Oh no (the new Grok model is good)
TL;DR
Dramatic price advantage: At $2/million input and $6/million output tokens, Grok 4.5 costs 5-10x less than Fable while delivering comparable coding performance.
Exceptional token efficiency: The model uses only 2 million tokens per coding task versus 7.2 million for Fable, making it both faster and cheaper in practice.
Transparent about contamination: xAI disclosed that Cursor's codebase was accidentally in training data, tainting one benchmark but showing rare honesty.
Surprising 3D capabilities: Outperformed all competitors including Fable at 3D modeling in Three.js, a first for any model Theo has tested.
Missing orchestration skills: Cannot delegate to sub-agents or coordinate complex multi-step work like next-gen models Fable and GPT-5.6.
Massive competitive leap: xAI went from irrelevant to competitive in one release, the biggest jump Theo has seen from any lab.
The Breakdown
A Model That Caught Him Off Guard
Theo opens with genuine surprise. He had been testing a mystery model in Cursor for 24 hours, assuming it was a new Composer release, only to learn it was Grok 4.5. The benchmarks back up his experience. On the Artificial Analysis code index, Grok 4.5 sits neck-and-neck with GPT-5.5 and just below Fable while beating Opus 4.8, a massive jump for a lab that was previously an afterthought.
The Training Story and Cursor Partnership
Grok 4.5 is a 1.5 trillion parameter mixture-of-experts model, triple the size of previous Grok iterations. xAI trained it on tens of thousands of GB300 GPUs with heavy investment in data filtering and curation. The RL training covered hundreds of thousands of multi-step software engineering tasks. Cursor, now partnered with xAI, contributed trillions of tokens of interaction data showing how developers actually work with codebases.
The Contamination Admission
One benchmark is conspicuously missing from the marketing. Cursor Bench showed Grok 4.5 beating Fable 5 High at a fraction of the cost, but there was a problem. An earlier snapshot of Cursor's actual codebase was unintentionally included in the training data. xAI disclosed this openly and removed the data from future models. Theo appreciates the transparency, noting other labs might have buried this detail.

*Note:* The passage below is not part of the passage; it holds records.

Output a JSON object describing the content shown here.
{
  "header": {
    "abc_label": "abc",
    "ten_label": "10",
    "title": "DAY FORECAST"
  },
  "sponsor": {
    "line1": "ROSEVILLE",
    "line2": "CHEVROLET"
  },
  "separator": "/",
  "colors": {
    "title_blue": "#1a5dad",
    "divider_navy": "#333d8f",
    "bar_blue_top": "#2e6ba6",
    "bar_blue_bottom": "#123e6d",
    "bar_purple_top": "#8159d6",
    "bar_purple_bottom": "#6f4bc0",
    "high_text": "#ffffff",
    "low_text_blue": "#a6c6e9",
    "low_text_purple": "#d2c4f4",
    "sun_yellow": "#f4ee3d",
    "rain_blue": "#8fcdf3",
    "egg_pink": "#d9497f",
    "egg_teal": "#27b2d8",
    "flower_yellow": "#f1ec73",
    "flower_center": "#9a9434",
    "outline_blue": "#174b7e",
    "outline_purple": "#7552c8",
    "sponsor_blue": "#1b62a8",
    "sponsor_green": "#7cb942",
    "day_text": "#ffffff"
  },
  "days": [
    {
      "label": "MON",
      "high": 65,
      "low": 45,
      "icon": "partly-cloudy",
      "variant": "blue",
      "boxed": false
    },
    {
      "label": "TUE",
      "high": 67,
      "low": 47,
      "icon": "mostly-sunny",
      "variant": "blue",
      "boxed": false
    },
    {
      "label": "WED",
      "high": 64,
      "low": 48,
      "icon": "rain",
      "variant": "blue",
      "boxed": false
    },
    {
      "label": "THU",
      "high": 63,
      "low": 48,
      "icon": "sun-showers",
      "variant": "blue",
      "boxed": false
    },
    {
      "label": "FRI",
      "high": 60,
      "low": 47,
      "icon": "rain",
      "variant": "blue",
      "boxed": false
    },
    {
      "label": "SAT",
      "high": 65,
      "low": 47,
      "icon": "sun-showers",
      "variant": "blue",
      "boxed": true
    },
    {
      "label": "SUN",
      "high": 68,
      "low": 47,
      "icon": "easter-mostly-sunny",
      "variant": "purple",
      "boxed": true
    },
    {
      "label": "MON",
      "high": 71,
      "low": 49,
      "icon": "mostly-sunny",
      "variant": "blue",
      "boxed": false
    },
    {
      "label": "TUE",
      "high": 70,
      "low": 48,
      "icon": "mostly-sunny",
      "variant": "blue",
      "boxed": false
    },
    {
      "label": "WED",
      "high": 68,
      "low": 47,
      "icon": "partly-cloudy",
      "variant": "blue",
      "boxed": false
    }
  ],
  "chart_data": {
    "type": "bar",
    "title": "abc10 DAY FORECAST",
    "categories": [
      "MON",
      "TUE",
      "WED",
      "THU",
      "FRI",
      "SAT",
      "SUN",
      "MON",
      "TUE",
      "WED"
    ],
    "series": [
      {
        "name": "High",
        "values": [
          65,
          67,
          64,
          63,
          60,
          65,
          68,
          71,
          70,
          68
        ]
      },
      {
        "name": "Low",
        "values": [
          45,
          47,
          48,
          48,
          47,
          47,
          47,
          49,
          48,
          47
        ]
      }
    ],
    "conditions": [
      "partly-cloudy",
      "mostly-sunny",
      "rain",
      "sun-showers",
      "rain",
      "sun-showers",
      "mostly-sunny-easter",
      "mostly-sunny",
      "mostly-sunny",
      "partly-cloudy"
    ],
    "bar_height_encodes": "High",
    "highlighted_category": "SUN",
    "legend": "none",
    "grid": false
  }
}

Pricing That Undercuts Everyone
The pricing is aggressive. Grok 4.5 costs $2 per million input tokens and $6 per million output tokens, compared to Fable at $10 and $50 respectively. Under 200K context, it is 5-10x cheaper. Above 200K up to 500K, pricing doubles, which Theo finds slightly greedy but understandable given GPU resale economics. The model is remarkably token-efficient, using only 2 million tokens per coding task versus 7.2 million for Fable.
Real Work on Lake Bed
Theo tested Grok 4.5 on hardening his Lake Bed project for release. He threw messy, multi-part requests at it, referencing different numbered lists, asking for multiple PRs simultaneously, and even pasting screenshots for fixes. The model handled all of it without getting confused or fixated on old context, something even GPT-5.5 struggles with. It felt pleasant and fast, though it did not catch everything Fable would.
Unexpected 3D Prowess
The surprise standout capability is 3D. Theo asked it to convert a 2D fish game into 3D using Three.js, and it modeled creatures, geometry, and a full environment. The results were not production-quality, but they crushed every other model he has tested, including Fable and GPT-5.6 with access to the same tools. He calls it the first model to be almost decent at 3D modeling in game engines.
The Generation Gap
Despite the impressive performance, Theo draws a distinction between model generations. Fable and GPT-5.6 can orchestrate sub-agents, delegate work, and tackle complex multi-step tasks. Grok 4.5 struggles there. His analogy: xAI just released the best PS2 game ever, but the PS3 has been out for two months. It is a phenomenal achievement for the previous generation, but not quite the new tier.